West Virginia Republican has spent more than $136K in relation to the ethics probes

Rep. Alex Mooney, R-W.Va., is seen outside the U.S. Capitol as the House voted to pass the The Freedom to Vote: John R. Lewis Act on Thursday, January 13, 2022.
Rep. Alex Mooney, R-W.Va., is seen outside the U.S. Capitol as the House voted to pass the The Freedom to Vote: John R. Lewis Act on Thursday, January 13, 2022. (Tom Williams/CQ Roll Call file photo)

Rep. Alex X. Mooney opened a legal expense fund to pay legal bills stemming from congressional investigations into him, according to a filing with the Legislative Resource Center.

“It is the desire of the Trustor (Mooney) to provide a proper means to accepting funds and making expenditures for the sole purpose of defraying the legal costs that have been and will be incurred in connection with Congressional investigation(s) of matters pertaining to his official duties and position in Congress, and matters bearing on his reputation or fitness for office,” the document says.

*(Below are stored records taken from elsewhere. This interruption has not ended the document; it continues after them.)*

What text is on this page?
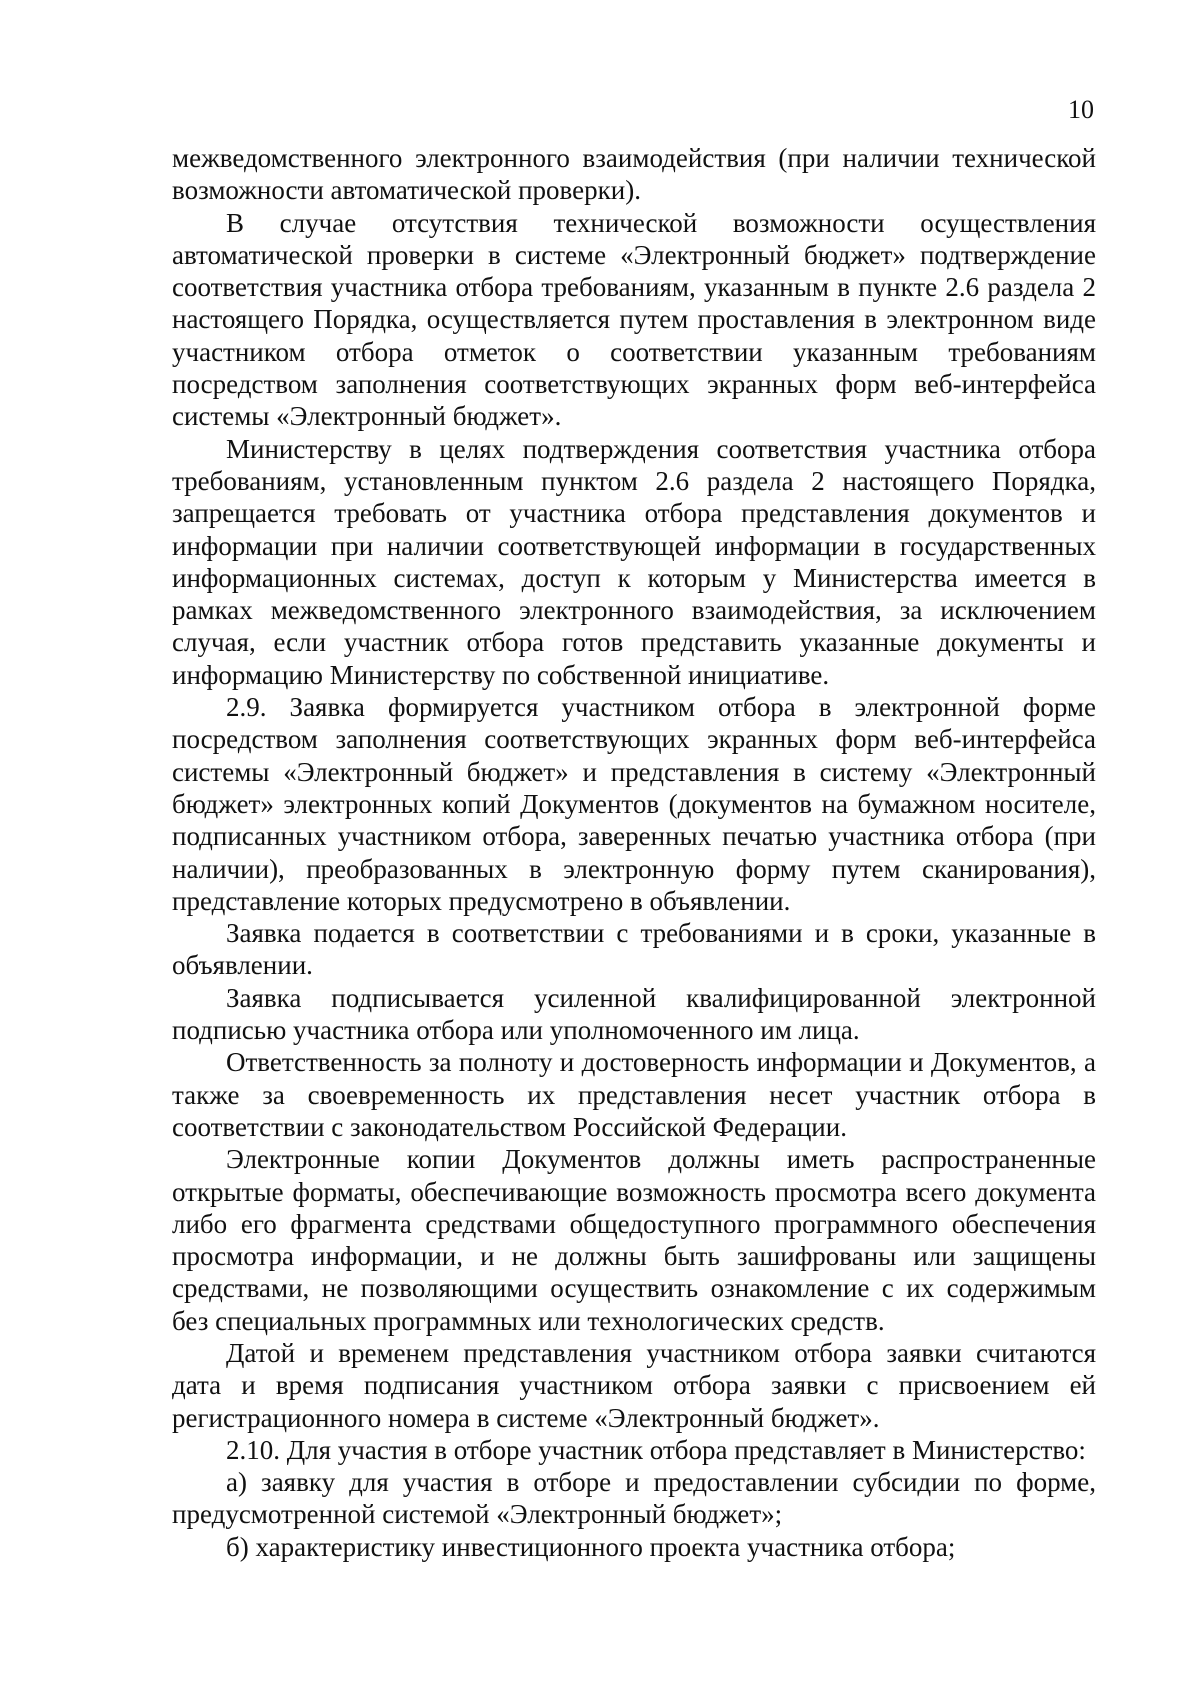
10

межведомственного электронного взаимодействия (при наличии технической возможности автоматической проверки).

В случае отсутствия технической возможности осуществления автоматической проверки в системе «Электронный бюджет» подтверждение соответствия участника отбора требованиям, указанным в пункте 2.6 раздела 2 настоящего Порядка, осуществляется путем проставления в электронном виде участником отбора отметок о соответствии указанным требованиям посредством заполнения соответствующих экранных форм веб-интерфейса системы «Электронный бюджет».

Министерству в целях подтверждения соответствия участника отбора требованиям, установленным пунктом 2.6 раздела 2 настоящего Порядка, запрещается требовать от участника отбора представления документов и информации при наличии соответствующей информации в государственных информационных системах, доступ к которым у Министерства имеется в рамках межведомственного электронного взаимодействия, за исключением случая, если участник отбора готов представить указанные документы и информацию Министерству по собственной инициативе.

2.9. Заявка формируется участником отбора в электронной форме посредством заполнения соответствующих экранных форм веб-интерфейса системы «Электронный бюджет» и представления в систему «Электронный бюджет» электронных копий Документов (документов на бумажном носителе, подписанных участником отбора, заверенных печатью участника отбора (при наличии), преобразованных в электронную форму путем сканирования), представление которых предусмотрено в объявлении.

Заявка подается в соответствии с требованиями и в сроки, указанные в объявлении.

Заявка подписывается усиленной квалифицированной электронной подписью участника отбора или уполномоченного им лица.

Ответственность за полноту и достоверность информации и Документов, а также за своевременность их представления несет участник отбора в соответствии с законодательством Российской Федерации.

Электронные копии Документов должны иметь распространенные открытые форматы, обеспечивающие возможность просмотра всего документа либо его фрагмента средствами общедоступного программного обеспечения просмотра информации, и не должны быть зашифрованы или защищены средствами, не позволяющими осуществить ознакомление с их содержимым без специальных программных или технологических средств.

Датой и временем представления участником отбора заявки считаются дата и время подписания участником отбора заявки с присвоением ей регистрационного номера в системе «Электронный бюджет».

2.10. Для участия в отборе участник отбора представляет в Министерство:

а) заявку для участия в отборе и предоставлении субсидии по форме, предусмотренной системой «Электронный бюджет»;

б) характеристику инвестиционного проекта участника отбора;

The West Virginia Republican is facing ethics scrutiny over whether he misused campaign funds for personal use and failed to properly report expenditures to the Federal Election Commission. The Office of Congressional Ethics produced a report detailing its findings and the House Ethics Committee is currently investigating the matter.

The Alex Mooney Legal Expense Trust was established on Dec. 14, 2021, and lists Howard Ehrlich — who has in the past contributed to Mooney’s campaign — as trustee. A Dec. 13 letter from the House Ethics panel to Mooney approving the trust says Mooney has not had any business relationship with Ehrlich — according to Ehrlich — since 2010 and that Ehrlich said he will refrain from contributing to Mooney while serving as trustee. The beneficiary of a legal expense fund is required to have no family, business or employment relationship with the trustee within the last two years.

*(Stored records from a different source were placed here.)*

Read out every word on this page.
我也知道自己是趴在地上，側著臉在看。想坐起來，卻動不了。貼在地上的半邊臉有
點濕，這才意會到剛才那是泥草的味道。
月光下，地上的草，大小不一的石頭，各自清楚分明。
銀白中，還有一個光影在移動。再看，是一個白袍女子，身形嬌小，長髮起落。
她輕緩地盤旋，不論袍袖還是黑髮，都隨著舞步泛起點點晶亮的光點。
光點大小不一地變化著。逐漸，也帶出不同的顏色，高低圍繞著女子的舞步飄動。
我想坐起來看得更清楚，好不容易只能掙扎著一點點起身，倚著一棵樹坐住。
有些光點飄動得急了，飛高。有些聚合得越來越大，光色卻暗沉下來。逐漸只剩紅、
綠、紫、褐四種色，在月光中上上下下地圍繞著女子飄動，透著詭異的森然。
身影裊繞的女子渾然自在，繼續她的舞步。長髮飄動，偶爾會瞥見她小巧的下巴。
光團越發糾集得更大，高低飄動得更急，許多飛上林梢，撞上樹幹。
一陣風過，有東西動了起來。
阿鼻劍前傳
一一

The letter notes Mooney has provided the committee with detailed invoices totaling $136,768 of campaign funds he spent in connection with the congressional inquiries. The Ethics Committee approved Mooney’s request to repay his campaign up to $136,768 using money raised from the legal expense fund. 

Members are allowed to open a legal expense fund when legal costs arise in connection with their candidacy for or election to federal office, official duties in Congress, a criminal prosecution, a civil matter bearing on the individual’s reputation or fitness for office, or a matter before the Ethics Committee. Over the course of a calendar year, an individual or an organization cannot give more than $5,000 to the fund. It cannot accept contributions from a registered lobbyist, lobbying firm or an agent of a foreign principal.

“Representative Mooney opened a legal fund and has followed all the applicable laws including authorization from the ethics committee,” Mark Harris, a campaign spokesman, said in response to a request for comment.